How to use python to climb the first 100 Cat's Eye movies 04/16 Update SLTechnology News&Howtos

How to use python to climb the first 100 Cat's Eye movies

2025-04-16 Update From: SLTechnology News&Howtos shulou NAV: SLTechnology News&Howtos > Internet Technology >

Shulou(Shulou.com)06/02 Report--

This article mainly introduces "how to use python to climb the first 100 cat's eye movies". In daily operation, I believe many people have doubts about how to use python to climb the first 100 cat's eye movies. The editor consulted all kinds of materials and sorted out simple and easy-to-use operation methods. I hope it will be helpful for you to answer the doubts about "how to use python to climb the first 100 cat's eye movies". Next, please follow the editor to study!

Import requestsimport refrom bs4 import BeautifulSoupfrom lxml import etreeimport tracebackimport csv# defines a function to get the first page of Douban movie def get_one_page (url,code = 'utf-8'): headers = {' User-Agent': 'Mozilla/5.0 (Windows NT 10.0; Win64) X64) AppleWebKit/537.36 (KHTML, like Gecko) Chrome/75.0.3770.90 Safari/537.36'} try: r = requests.get (url) Headers = headers) if r.status_code = 200: r.encoding = code return r.text else: print ("corresponding failure") return None except: traceback.print_exc () def process (raw): right = raw.split ("@") return right [0] def area (a): if a [- 1] = " ) ": return a [16:] else: return None

Def parse_one_page (slst,html): # regular expression # rank = re.findall ('. *? (\ d +). *? data-src= "(. *?)". *? (. *?).

. * (. *?)

. * (. *?) (. *?)

', re.S) items = re.findall (pattern,html) # print (items) for item in items: # yield is equivalent to the function of return, but it is also different The yield statement converts the program iterator yield {'rank':item [0],' img':process (item [1]), 'MovieName':item [2], "star": item [3] .strip () [3:], "time": item [4] .strip () [5:15] "area": area (item [4] .strip ()), "score": str (item [5]) + str (item [6])} # return "" def write_to_file (item): with open ("Cat's Eye top100.csv", 'axiom camera = "utf_8_sig", newline= "") as f: # an append mode newline line break fieldnames = [' rank'] 'img','MovieName','star','time','area','score'] w = csv.DictWriter (fje field names = fieldnames) # dictionary is written to csv # w.writeheader () w.writerow (item) return "" def down_img (name,url,num): try: response = requests.get (url) with open (' C:/Users/HUAWEI/Desktop/py/ crawler / douban/'+name+'.jpg' " 'wb') as f: f.write (response.content) print ("% s picture downloaded"% str (num)) print ("=" * 20) except Exception as e: print (e.printing classrooms. Error name _) # print error type name def main (I): num = 0 url =' https://maoyan.com / board/4?offset=' + str (I) html = get_one_page (url) # print (html) lst = [] # this is of no use here But in the future, if you want to store some kind of information separately, write like this. Followed by the function parameter iterator = parse_one_page (lst,html) for an in iterator: # print (a) num + = 1 write_to_file (a) down_img (a ['MovieName'], a [' img'] Num) # if _ _ name__ = ='_ main__':# for i in range (10): # main (I) # Multithreaded capture from multiprocessing import Poolif _ _ name__ = ='_ main__': pool = Pool () pool.map (main, [I * 10 for i in range (10)])

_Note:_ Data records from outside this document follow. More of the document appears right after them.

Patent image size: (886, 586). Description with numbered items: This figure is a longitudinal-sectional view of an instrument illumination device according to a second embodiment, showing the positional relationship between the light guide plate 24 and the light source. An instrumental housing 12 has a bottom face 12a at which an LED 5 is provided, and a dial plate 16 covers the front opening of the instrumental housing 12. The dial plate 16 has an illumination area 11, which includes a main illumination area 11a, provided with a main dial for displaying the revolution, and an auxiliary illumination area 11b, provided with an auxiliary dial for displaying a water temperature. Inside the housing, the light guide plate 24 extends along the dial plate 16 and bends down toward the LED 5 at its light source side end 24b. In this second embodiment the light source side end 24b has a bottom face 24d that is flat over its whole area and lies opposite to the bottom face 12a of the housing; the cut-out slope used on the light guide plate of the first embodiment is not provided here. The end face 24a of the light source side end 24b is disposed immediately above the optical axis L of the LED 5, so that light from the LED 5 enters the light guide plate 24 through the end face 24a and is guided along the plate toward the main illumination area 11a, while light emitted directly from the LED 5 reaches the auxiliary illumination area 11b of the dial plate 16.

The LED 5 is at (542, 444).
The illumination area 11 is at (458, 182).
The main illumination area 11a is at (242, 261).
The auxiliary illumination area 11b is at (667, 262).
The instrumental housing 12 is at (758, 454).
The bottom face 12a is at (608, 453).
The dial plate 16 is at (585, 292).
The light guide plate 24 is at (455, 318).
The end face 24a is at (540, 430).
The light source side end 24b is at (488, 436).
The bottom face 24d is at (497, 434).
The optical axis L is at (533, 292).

The final running result is as follows:

Save the cover picture

Save the crawled information to the csv file

At this point, the study on "how to climb the first 100 cat's eye movies with python" is over. I hope to be able to solve your doubts. The collocation of theory and practice can better help you learn, go and try it! If you want to continue to learn more related knowledge, please continue to follow the website, the editor will continue to work hard to bring you more practical articles!

Welcome to subscribe "Shulou Technology Information " to get latest news, interesting things and hot topics in the IT industry, and controls the hottest and latest Internet news, technology news and IT industry trends.

*The comments in the above article only represent the author's personal views and do not represent the views and positions of this website. If you have more insights, please feel free to contribute and share.